I have read the documentation, but I still don't understand if and how such a contraction can be implemented with ITensor. The best thing would be to do this in the GPU, especially when the dimension is much higher than 5 (as in this no-sense example).

Can anyone give me some advice about it? Thanks a lot in advance, and have a nice day everyone!

1 Answer

+1 vote
answered by (14.1k points)
selected by
Best answer

Given the arrays A, a, b, c, f, e, you can just do:

n = ndims(A)
is = Tuple(Index(size(A, n)) for n in 1:5)
Ait = itensor(A, is)
Ms = (a, b, c, f, e)
tn = [itensor(Ms[j], is[j]) for j in 1:n]
pushfirst!(tn, Ait)

For number of dimensions n == 5, I get this result: 9.823 μs (73 allocations: 14.75 KiB), so much slower than LoopVectorization. This isn't entirely surprising for such small dimensions, since ITensor uses a transpose-transpose-gemm-transpose (TTGT) approach (https://arxiv.org/pdf/1607.00145.pdf), where we first permute the tensor data so the contraction can be performed as a matrix multiplication. Therefore, we do the contractions pairwise, and each contraction potentially has a nontrivial amount of intermediate data allocated.

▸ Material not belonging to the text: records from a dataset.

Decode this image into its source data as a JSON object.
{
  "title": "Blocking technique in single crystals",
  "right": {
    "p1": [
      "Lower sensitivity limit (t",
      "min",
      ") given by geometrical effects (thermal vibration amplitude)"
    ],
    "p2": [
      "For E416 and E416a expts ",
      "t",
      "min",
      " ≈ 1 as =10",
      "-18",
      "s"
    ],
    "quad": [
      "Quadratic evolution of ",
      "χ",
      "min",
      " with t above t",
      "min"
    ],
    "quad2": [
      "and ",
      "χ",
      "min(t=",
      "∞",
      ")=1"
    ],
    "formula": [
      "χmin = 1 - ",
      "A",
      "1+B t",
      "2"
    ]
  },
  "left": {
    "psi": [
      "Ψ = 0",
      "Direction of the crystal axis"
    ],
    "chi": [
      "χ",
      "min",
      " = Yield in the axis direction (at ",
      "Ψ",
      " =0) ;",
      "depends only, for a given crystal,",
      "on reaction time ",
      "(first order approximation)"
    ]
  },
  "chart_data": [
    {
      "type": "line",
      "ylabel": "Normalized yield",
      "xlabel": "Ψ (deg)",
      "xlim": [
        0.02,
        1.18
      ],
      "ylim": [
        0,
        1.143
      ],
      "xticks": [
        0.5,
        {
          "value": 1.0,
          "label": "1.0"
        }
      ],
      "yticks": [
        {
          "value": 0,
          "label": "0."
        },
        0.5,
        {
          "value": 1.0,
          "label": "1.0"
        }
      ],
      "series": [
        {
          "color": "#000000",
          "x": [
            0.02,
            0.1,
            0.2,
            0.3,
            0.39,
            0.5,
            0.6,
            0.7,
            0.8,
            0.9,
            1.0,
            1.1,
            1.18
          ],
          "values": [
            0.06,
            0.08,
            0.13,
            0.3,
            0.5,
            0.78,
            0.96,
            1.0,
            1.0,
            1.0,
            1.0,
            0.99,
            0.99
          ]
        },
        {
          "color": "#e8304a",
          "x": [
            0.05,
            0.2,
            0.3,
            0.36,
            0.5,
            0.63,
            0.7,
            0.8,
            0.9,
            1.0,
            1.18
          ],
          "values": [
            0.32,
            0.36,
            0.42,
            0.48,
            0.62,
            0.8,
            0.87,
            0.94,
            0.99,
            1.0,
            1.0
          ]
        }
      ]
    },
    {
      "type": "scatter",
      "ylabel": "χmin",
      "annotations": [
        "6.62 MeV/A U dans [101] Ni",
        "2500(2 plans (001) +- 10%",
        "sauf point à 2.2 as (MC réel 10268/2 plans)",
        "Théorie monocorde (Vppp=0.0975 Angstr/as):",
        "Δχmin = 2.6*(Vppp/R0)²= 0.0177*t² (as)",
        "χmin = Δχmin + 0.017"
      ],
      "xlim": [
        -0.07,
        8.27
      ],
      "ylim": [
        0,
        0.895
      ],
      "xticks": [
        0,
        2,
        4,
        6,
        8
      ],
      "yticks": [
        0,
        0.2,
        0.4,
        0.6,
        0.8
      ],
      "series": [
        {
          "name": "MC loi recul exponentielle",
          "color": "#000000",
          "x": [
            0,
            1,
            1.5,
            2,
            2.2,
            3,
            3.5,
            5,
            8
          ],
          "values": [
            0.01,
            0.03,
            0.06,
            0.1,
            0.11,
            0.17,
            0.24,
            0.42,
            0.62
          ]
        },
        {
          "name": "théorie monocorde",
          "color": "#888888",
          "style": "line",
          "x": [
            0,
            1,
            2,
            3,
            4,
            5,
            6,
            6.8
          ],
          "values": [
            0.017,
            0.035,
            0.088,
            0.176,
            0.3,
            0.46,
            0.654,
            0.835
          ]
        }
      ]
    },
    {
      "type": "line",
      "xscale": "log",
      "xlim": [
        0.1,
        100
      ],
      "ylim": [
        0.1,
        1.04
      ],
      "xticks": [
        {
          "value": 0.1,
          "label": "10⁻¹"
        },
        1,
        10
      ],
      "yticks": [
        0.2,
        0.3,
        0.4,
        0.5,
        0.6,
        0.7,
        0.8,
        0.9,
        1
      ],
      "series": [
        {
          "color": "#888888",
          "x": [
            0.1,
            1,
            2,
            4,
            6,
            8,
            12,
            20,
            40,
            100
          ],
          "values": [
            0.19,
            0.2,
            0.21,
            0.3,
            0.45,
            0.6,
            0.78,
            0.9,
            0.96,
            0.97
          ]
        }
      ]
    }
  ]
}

On the other hand, in this case LoopVectorization is able to perform the calculation with no intermediate tensor values, and also does a bunch of tricks to perform the loops in very efficient ways. I'm curious how they compare for larger tensor orders and dimensions, but this very specific tensor contraction that reduces to a single number may be better suited for the strategy that LoopVectorization takes (and in principle we can detect this kind of contraction and dispatch to LoopVectorization for special contractions like this, which we would like to investigate).

As for performing the calculation on GPU, you should be able to just install the ITensorsGPU package (https://github.com/ITensor/ITensorsGPU.jl) and perform the contraction like this instead:

using ITensorsGPU
tn_gpu = cu.(tn)

Note that I've found that using single precision (Float32) gives the best performance on GPU, so you may want to try that.